Como que para equilibrar o universo, a cabra do zodíaco inverte o caminho da vida: remoça com os anos, suaviza por dentro, enquanto o corpo arrefece, esfarela. Infância e velhice se desencontram da idade, mas se lançam sorrisos – o capricorniano vive, primeiro, a memória, para só depois, muitos anos depois, encontrar-se com ela.
A escrita memorialista sempre me soa caprica. Reminiscências da infância saboreadas por dentes amarelos. O frescor do que não mais existe. A poeira das palavras tornando-as brilhantes. Um primeiro encontro, porém antigo. Lembranças que rejuvenescem o contador e presenteiam com as rugas da vida as feições dos leitores ainda jovens.
Os livros de Cora Coralina, autora mineira que, apesar de escrever durante toda a vida, só começou a publicar depois dos 70 anos. A obra Anarquistas, Graças a Deus, de Zélia Gattai, inteiramente feita de rememorações sobre sua infância e adolescência, na casa onde viveu com sua família de imigrantes italianos. Olhai os Lírios do Campo, de Érico Veríssimo, onde as lembranças marcantes da vida do personagem principal passam em frente aos seus olhos, enquanto ele viaja de carro para reencontrar seu grande amor do passado, são exemplos de livros memorialistas, livros sobre a passagem do tempo.
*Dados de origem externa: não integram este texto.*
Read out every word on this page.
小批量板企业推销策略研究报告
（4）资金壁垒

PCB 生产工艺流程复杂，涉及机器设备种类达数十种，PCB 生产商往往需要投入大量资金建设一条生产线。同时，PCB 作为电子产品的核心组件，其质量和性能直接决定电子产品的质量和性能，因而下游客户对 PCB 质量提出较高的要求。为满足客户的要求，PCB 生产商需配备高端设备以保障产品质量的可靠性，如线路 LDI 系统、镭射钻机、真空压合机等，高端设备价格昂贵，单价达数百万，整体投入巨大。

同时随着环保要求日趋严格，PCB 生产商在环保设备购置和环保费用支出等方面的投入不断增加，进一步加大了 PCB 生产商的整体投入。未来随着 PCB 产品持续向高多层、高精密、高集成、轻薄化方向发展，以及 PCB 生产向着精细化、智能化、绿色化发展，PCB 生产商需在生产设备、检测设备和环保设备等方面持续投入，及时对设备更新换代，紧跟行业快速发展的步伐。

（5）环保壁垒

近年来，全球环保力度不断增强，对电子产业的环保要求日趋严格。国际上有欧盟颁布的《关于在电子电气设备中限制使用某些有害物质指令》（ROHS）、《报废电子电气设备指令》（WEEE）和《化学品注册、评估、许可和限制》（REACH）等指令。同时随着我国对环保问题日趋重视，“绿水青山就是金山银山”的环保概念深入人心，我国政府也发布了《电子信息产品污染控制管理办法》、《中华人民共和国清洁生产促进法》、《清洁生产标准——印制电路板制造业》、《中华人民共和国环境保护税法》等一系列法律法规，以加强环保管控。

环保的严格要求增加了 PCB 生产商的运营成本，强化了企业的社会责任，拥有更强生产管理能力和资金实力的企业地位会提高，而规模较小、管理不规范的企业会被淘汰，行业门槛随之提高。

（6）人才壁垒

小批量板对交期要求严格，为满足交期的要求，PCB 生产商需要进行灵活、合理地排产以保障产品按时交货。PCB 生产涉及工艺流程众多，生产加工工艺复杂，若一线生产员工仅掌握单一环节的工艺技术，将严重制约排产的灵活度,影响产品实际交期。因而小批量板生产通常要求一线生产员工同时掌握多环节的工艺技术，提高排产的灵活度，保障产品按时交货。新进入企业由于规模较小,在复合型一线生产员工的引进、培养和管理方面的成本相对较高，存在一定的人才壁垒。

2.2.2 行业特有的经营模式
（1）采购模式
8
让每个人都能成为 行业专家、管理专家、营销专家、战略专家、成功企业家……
Mesmo quando encontram nossas mãos em examplares recém impressos, livros memorialistas tem alma antiga. A porosidade das páginas, mesmo que intactas, nos tocam pela nostalgia. São livros velhos, profundos, vagarosos não no que tange ao tempo necessário para a leitura, mas pelo desejo de esticarem as horas, de rolarem os ponteiros do relógio para trás. Se existem pessoas cuja marca zodiacal é nascerem com alma velha, também existem livros que mereciam já serem lançados num sebo, impressos em páginas gastas e em capas cujo manejo de muitas mãos é aparente. As marcas de uso tornariam desnecessárias sinopse e apresentação. Sua aparência anunciaria: sou um livro velho, muito velho… até que enfim nos encontramos! Venha, sente-se comigo, tenho muito o que lhe contar… espero que esteja com tempo.
A resposta de todo leitor sábio (de qualquer idade) será sempre sim, tenho todo o tempo do mundo.